Marco Antonio Barbosa
Telhado de Vidro
Published in
5 min readOct 18, 2017
Dica: é um placebo.

(…) A esperança era que a convergência das mídias sociais com o jornalismo criaria uma versão superior, ou híbrida, de ambos; uma rica rede povoada por informações uteis e atualizadas, que poderiam ser facilmente aumentadas, compartilhadas e comentadas por uma população altamente engajada. Em vez disso, os piores elementos de ambos os mundos se combinaram, manchando as imagens da antiga e da nova mídias.” (trecho de The Platform Press: How Silicon Valley reengineered journalism. Tradução minha.)

Se você (por vocação, influência externa, falta de alternativa ou azar) marcou “Jornalismo” como opção de carreira no vestibular, deve ter ouvido nos últimos anos alguma conversa parecida com as seguintes:

“Jornalistas, temos que nos reinventar.”

“Como reinventar o jornalismo?”

“Quer reinventar sua carreira no jornalismo? Pergunte-me como!”
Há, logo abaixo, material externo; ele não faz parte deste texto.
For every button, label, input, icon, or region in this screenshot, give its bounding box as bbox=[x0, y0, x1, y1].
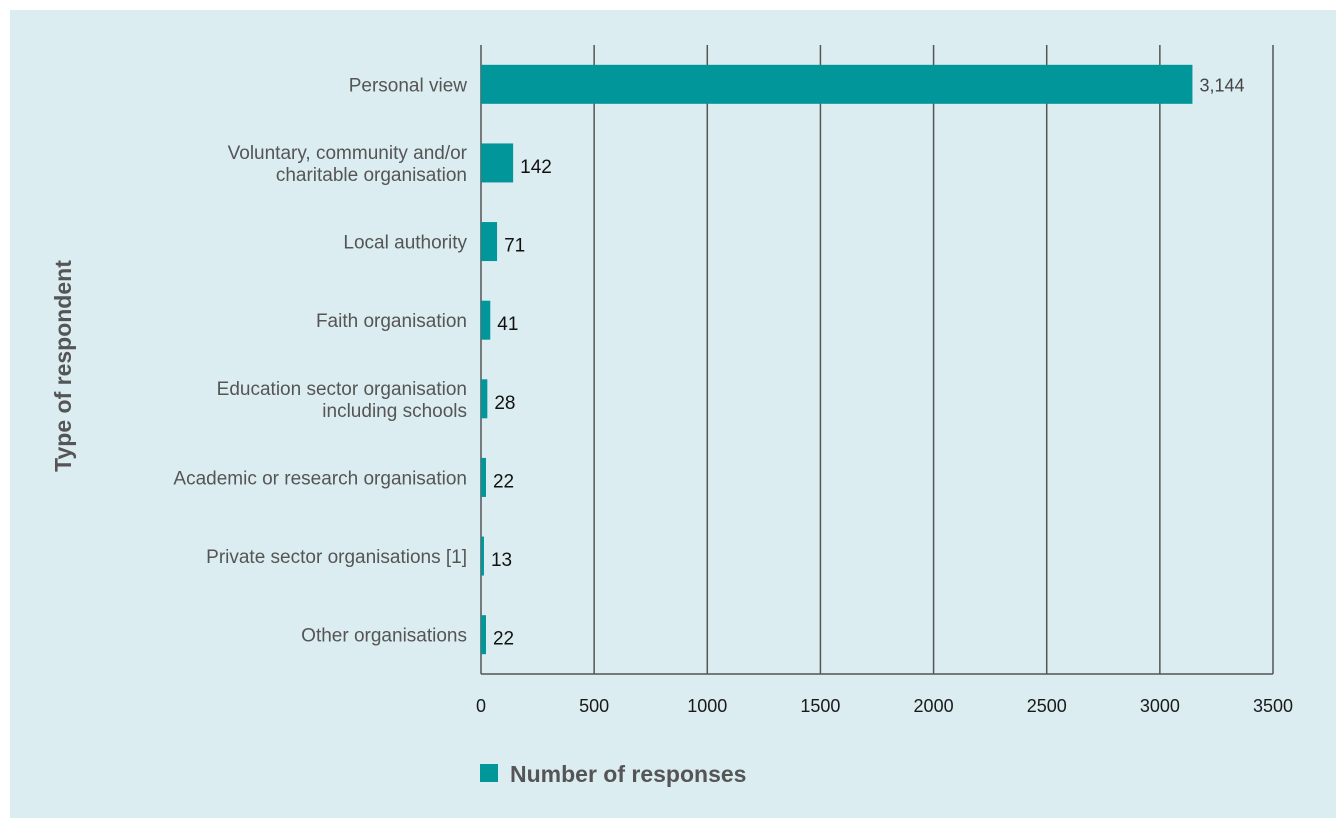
y-axis-title: Type of respondent bbox=[50, 260, 76, 472]
category-label: Personal view bbox=[349, 75, 468, 96]
data-label: 71 bbox=[504, 236, 525, 257]
x-tick-label: 2000 bbox=[914, 696, 954, 716]
x-tick-label: 1000 bbox=[687, 696, 727, 716]
data-label: 142 bbox=[520, 157, 552, 178]
x-tick-label: 1500 bbox=[800, 696, 840, 716]
category-label: Local authority bbox=[343, 233, 467, 254]
x-tick-label: 0 bbox=[476, 696, 486, 716]
x-tick-label: 3500 bbox=[1253, 696, 1293, 716]
category-label: Academic or research organisation bbox=[173, 468, 467, 489]
category-label: Faith organisation bbox=[316, 311, 467, 332]
chart-panel bbox=[10, 10, 1336, 818]
category-label: charitable organisation bbox=[276, 165, 467, 186]
legend-label: Number of responses bbox=[510, 761, 746, 787]
legend-swatch bbox=[480, 764, 498, 782]
bar bbox=[481, 222, 498, 262]
category-label: including schools bbox=[322, 401, 467, 422]
data-label: 22 bbox=[493, 629, 514, 650]
x-tick-label: 500 bbox=[579, 696, 609, 716]
category-label: Other organisations bbox=[301, 626, 467, 647]
bar bbox=[481, 300, 491, 340]
bar bbox=[481, 457, 486, 497]
data-label: 41 bbox=[497, 314, 518, 335]
bar bbox=[481, 536, 484, 576]
data-label: 28 bbox=[494, 393, 515, 414]
category-label: Private sector organisations [1] bbox=[206, 547, 467, 568]
data-label: 22 bbox=[493, 471, 514, 492]
bar bbox=[481, 143, 514, 183]
x-tick-label: 3000 bbox=[1140, 696, 1180, 716]
bar bbox=[481, 615, 486, 655]
data-label: 13 bbox=[491, 550, 512, 571]
bar bbox=[481, 379, 488, 419]
bar bbox=[481, 64, 1193, 104]
data-label: 3,144 bbox=[1199, 75, 1244, 95]
category-label: Education sector organisation bbox=[217, 379, 467, 400]
x-tick-label: 2500 bbox=[1027, 696, 1067, 716]
category-label: Voluntary, community and/or bbox=[228, 143, 468, 164]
O desânimo é grande, as promessas são muitas, as picaretagens variadas. O fato é que, muito à revelia dos jornalistas, o ofício já foi reinventado. E não foi por algum esquema Herbalife. Passei alguns dias há pouco deglutindo o ajumentado estudo The Platform Press: How Silicon Valley reengineered journalism, editado em março último pelo Tow Center for Digital Journalism da universidade Columbia (EUA). Essa galera está na vanguarda da análise sobre os rumos do jornalismo na era digital. Volta e meia, eles soltam tijolaços como o que acabei de ler: 170 mil caracteres a respeito da influência das plataformas de redes sociais no modo como se produz e se consome jornalismo em 2017.

(Parêntese: Facebook, Twitter, Instagram etc. não são redes sociais, e sim plataformas digitais para as mesmas redes. A rede em si é o conjunto de relacionamentos entre as pessoas e, mais recentemente, entre pessoas, marcas, empresas, organizações etc.).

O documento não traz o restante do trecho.